Non è possibile controllare tutto, la vita sfugge al controllo

L’uomo moderno è ossessionato dal controllo. La filosofa Michela Marzano, nel saggio “Cosa fare delle proprie ferite?”, scrive: “per riuscire nella propria vita e non essere dei falliti, si deve poter controllare «tutto». Si deve poter avere un controllo a 360 gradi, con l’illusione che tutto dipenda da noi.”

Viviamo in una società dove vige il mito del controllo, si ha illusione che tutto è controllabile. Sempre più persone sono ossessionate da manie di controllo. Sono diffuse le espressioni: «gestire il tempo», «avere il controllo sul futuro», «dominare il proprio corpo».

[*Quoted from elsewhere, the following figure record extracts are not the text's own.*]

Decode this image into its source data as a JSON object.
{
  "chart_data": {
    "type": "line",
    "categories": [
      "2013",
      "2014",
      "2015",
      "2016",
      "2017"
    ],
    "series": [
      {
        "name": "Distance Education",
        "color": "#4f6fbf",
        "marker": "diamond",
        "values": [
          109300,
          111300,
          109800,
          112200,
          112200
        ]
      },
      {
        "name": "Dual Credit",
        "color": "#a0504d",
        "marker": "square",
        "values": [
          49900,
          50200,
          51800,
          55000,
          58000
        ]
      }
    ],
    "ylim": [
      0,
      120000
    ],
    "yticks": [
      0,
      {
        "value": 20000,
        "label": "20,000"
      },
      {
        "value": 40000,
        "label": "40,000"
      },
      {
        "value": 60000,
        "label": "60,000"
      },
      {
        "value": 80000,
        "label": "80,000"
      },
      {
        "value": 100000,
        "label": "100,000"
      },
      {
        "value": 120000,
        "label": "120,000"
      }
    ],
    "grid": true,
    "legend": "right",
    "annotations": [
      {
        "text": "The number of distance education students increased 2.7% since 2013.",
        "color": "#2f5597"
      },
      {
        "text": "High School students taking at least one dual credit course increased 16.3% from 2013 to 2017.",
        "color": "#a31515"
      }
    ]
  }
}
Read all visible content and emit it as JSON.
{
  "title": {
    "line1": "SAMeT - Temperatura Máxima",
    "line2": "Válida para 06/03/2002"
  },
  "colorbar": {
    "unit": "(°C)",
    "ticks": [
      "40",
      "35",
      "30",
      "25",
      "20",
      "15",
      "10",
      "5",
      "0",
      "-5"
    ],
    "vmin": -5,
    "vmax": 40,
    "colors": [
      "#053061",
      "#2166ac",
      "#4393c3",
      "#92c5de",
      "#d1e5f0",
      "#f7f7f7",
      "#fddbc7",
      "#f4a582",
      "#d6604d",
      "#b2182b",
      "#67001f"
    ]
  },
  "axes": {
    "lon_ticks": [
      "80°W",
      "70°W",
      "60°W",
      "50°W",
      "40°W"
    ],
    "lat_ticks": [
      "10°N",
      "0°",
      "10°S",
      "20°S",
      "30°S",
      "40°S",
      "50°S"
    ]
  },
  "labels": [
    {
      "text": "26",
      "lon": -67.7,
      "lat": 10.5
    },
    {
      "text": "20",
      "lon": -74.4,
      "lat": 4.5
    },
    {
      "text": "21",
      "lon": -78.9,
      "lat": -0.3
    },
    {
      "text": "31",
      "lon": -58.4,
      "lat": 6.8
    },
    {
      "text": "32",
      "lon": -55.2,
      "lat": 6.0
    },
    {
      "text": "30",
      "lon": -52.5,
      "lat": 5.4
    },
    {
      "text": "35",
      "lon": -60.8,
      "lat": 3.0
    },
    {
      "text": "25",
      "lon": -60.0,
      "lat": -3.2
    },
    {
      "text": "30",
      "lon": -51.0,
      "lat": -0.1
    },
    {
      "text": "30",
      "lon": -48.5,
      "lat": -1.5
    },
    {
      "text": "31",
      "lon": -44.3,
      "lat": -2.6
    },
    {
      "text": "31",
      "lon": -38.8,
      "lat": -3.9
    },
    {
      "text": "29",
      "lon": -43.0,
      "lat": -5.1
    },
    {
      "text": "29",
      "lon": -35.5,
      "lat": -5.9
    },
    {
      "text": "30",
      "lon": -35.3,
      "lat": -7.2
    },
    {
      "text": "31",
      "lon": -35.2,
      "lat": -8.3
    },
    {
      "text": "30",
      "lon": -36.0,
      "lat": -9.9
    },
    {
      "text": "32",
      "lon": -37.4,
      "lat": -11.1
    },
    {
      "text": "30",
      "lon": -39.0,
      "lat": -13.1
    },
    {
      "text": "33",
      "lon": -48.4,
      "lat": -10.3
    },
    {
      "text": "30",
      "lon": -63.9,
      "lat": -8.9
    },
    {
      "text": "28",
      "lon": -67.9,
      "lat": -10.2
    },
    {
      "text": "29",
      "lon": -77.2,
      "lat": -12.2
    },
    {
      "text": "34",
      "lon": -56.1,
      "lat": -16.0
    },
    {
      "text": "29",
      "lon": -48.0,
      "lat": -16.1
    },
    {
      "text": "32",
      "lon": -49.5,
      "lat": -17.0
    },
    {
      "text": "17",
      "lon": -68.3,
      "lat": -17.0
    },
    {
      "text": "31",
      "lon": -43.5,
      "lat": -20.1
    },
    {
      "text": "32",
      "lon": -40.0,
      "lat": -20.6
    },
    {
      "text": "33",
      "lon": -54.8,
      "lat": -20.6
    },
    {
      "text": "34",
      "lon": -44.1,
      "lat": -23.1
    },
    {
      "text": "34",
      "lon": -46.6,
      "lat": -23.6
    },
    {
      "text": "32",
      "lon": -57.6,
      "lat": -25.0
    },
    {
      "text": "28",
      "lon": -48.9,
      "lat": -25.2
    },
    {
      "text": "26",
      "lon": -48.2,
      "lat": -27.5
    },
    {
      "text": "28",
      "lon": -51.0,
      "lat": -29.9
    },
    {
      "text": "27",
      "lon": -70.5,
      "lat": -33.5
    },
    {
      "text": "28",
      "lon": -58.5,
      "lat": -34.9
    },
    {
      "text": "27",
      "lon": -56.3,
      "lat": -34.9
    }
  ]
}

L’obiettivo finale, è quello di riuscire, l’imperativo è gestire al meglio il proprio tempo per ottimizzare i risultati. Per questo insegniamo ad i nostri figli, a farsi “le domande giuste”. Che puoi quali sarebbero? Nessuno può sapere cosa ci aspetta il futuro. Forse, non tutti sanno, che secondo uno studio del World Economic Forum, il 65% dei bambini che attualmente frequenta la scuola primaria svolgerà un lavoro che ancora non esiste.

Questo vuol dire che mio figlio, che oggi studia, si formerà per svolgere nel prossimo futuro una professione inimmaginabile. Le trasformazioni tecnologie e digitali sconvolgeranno i piani di molti. Se a tutto ciò, associate, la narrazione corrente, che, continua a dire: “Se fallisci, la colpa è tua”. Il senso di frustrazione tenderà ad aumentare. Se non hai fatto bene i compiti, non troverai un lavoro. Se il tuo compagno ti ha lasciato, la colpa è tua che non sei stato all’altezza. Sempre più persone dopo varie delusioni, che, possono essere trasversali. Rinunciano a vivere. Preferiscono drasticamente controllare il proprio corpo, il proprio linguaggio e le proprie emozioni.

Più passa il tempo e più mi rendo conto che c’è sempre meno tolleranza verso l’alterità. In questo scenario, ogni tipo di differenza, di stranezza che non può essere controllata ci conduce all’intolleranza. Che può essere quel brutto sentimento di non accettazione di chi ha qualche kg di troppo, di chi non ha più la chioma di una volta, di chi non veste in un certo modo, o di chi proviene da un paese lontano.